Clix bases ready for service

So I laid out an over-size piece of paper (to protect my working surface from clay dust), and laid out four Clix bases and the "tree."

(Fortunately, shortly after I snapped this picture, I found that the "treetop" for this flower was removable - making work a lot easier!)

So I got out my clay and started pressing it down over the bases and the "trunk" stem. I soon found this wasn't going to work - as I worked the clay, the bases started spreading apart and the base got wider and wider...

So I started over. I cleaned off the bases, taped them together with double-sided tape, then pressed them on to the paper (where, thanks to the double-sided tape, they stuck). Then I pressed the clay down over them...

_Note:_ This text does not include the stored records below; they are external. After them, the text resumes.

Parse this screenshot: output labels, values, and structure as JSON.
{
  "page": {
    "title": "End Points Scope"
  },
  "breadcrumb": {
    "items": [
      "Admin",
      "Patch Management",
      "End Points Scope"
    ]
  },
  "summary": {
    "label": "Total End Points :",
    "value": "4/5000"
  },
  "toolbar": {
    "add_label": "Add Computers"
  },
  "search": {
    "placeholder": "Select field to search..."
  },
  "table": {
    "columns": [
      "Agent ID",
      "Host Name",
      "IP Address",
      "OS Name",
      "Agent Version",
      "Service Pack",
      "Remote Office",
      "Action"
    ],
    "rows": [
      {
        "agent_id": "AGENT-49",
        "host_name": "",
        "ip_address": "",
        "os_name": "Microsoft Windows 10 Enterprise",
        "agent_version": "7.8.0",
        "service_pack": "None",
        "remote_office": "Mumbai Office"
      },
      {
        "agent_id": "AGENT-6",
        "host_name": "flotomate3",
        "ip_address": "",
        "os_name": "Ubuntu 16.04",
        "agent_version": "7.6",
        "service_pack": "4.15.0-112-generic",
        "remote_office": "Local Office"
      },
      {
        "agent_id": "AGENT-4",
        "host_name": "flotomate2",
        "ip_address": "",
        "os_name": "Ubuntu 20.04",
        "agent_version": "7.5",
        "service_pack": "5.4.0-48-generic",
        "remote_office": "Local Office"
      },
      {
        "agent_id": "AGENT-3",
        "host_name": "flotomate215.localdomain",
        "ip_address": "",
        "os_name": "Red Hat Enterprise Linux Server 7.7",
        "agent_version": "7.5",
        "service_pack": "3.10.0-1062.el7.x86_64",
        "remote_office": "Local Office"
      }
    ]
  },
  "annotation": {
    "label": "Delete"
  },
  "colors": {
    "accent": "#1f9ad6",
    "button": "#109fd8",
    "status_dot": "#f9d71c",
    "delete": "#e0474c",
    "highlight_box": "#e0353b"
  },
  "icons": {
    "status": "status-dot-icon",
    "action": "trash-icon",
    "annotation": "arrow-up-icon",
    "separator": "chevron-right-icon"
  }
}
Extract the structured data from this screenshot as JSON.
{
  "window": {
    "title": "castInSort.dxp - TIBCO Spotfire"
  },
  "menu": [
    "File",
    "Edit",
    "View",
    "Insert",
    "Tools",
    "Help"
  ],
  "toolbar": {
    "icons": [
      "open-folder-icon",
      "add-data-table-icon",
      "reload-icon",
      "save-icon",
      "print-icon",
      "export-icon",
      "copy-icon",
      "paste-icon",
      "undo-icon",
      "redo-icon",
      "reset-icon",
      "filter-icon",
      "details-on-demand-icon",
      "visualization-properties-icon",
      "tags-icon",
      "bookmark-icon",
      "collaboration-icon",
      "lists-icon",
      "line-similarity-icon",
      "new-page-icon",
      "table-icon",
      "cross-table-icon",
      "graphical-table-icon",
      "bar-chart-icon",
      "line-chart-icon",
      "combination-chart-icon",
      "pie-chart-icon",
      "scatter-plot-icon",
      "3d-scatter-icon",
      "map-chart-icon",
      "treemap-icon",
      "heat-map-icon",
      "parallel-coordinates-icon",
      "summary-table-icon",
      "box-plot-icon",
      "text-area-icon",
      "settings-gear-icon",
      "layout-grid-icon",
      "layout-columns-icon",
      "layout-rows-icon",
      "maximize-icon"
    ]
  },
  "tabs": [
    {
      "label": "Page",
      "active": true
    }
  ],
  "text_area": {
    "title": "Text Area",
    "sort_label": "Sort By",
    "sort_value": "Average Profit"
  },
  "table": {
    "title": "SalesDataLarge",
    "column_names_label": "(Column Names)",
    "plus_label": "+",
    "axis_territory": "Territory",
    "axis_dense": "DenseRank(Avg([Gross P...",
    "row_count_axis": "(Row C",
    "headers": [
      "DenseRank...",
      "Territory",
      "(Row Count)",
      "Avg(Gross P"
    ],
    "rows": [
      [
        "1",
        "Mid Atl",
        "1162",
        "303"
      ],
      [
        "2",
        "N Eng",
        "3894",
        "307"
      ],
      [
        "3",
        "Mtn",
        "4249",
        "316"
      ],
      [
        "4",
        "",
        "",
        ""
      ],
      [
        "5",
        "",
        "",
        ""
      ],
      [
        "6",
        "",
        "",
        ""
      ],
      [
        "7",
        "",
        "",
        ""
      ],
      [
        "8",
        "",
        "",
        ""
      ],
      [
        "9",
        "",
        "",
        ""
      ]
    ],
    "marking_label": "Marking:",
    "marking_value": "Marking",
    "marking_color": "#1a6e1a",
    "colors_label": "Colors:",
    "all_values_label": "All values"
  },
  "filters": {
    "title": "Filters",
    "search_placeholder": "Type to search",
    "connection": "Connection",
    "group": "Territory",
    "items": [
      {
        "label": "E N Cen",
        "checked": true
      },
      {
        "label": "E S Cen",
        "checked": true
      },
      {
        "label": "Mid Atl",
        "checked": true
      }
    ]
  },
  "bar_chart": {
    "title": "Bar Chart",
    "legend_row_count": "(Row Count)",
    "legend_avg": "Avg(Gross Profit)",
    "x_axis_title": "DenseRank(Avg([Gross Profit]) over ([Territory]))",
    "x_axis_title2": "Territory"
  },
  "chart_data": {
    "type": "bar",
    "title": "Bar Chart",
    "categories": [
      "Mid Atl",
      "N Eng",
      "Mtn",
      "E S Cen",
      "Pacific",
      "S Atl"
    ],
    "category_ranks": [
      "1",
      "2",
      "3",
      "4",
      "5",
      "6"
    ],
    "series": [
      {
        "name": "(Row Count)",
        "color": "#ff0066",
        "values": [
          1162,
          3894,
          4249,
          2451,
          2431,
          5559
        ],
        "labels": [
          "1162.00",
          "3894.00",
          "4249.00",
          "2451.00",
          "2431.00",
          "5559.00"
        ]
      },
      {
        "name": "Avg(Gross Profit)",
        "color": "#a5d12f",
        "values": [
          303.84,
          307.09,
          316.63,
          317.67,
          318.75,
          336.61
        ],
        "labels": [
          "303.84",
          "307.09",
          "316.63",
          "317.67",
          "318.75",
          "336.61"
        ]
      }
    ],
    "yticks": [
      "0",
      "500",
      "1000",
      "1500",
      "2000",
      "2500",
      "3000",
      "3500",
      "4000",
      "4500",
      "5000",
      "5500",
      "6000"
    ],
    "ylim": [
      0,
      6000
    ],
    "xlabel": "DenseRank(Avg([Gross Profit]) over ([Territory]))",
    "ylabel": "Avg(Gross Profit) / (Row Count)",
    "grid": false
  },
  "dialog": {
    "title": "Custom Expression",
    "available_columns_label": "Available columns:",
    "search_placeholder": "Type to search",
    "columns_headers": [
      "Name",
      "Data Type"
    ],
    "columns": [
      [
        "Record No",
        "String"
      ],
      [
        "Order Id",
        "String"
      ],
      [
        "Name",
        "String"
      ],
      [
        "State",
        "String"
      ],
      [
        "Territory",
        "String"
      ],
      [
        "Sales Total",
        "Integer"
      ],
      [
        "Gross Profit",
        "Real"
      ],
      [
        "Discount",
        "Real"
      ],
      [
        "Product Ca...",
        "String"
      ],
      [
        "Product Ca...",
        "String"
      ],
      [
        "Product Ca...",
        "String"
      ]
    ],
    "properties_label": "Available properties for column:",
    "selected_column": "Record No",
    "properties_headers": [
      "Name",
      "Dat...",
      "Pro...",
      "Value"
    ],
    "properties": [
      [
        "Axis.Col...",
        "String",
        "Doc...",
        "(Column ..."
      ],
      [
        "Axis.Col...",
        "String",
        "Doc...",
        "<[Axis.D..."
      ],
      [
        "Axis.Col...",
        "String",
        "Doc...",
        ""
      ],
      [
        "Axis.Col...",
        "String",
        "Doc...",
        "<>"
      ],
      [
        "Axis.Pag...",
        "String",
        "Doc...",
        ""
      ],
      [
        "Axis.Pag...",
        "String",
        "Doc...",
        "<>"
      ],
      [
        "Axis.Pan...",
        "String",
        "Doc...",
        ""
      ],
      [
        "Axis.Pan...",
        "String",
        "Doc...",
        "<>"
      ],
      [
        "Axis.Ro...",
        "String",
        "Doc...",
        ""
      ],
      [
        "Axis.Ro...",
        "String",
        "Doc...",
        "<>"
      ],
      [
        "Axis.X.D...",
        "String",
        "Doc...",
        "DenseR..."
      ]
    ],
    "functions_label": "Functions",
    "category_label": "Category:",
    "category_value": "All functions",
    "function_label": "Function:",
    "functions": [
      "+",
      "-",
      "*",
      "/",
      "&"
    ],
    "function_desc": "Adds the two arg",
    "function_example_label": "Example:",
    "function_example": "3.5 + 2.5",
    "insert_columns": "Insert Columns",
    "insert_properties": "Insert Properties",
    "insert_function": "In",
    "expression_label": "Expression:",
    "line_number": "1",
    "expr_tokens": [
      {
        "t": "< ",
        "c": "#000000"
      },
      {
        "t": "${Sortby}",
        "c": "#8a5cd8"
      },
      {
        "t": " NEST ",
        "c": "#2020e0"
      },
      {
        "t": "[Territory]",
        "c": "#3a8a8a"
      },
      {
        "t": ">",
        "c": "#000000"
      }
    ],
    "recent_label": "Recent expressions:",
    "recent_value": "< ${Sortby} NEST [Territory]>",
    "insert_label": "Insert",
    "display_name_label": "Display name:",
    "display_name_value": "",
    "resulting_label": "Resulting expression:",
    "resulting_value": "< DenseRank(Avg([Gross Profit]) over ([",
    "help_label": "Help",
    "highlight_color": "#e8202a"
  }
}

The next day, the clay had already dried. I removed the tape and paper:

Dried treebase
Dried treebase (bottom)

There was still some warping, but minor compared to my earlier problems. The surface had also developed some cracks. I've found in the past that the cracks can sometimes be seen through the flocking, so this time I'm applying Renaissance Ink's "fine" flocking gel to smooth out the surface. (I also repainted the "trunk," since I'd worn the paint off with handling.)

Treebase with dried flocking gel

I then did some light filing and sanding to smooth the base up, and make some edges more sloping. And then, it was time to flock the base, let it dry, and seal with a matte finish.

Finished treebase

I was afraid that the Clix bases might weaken the treebase, but this one seems as sturdy as ever. And it still has a good weight to it. But it's still not completely flat on the bottom.

Now to superglue the "treetop" into place, and it's done!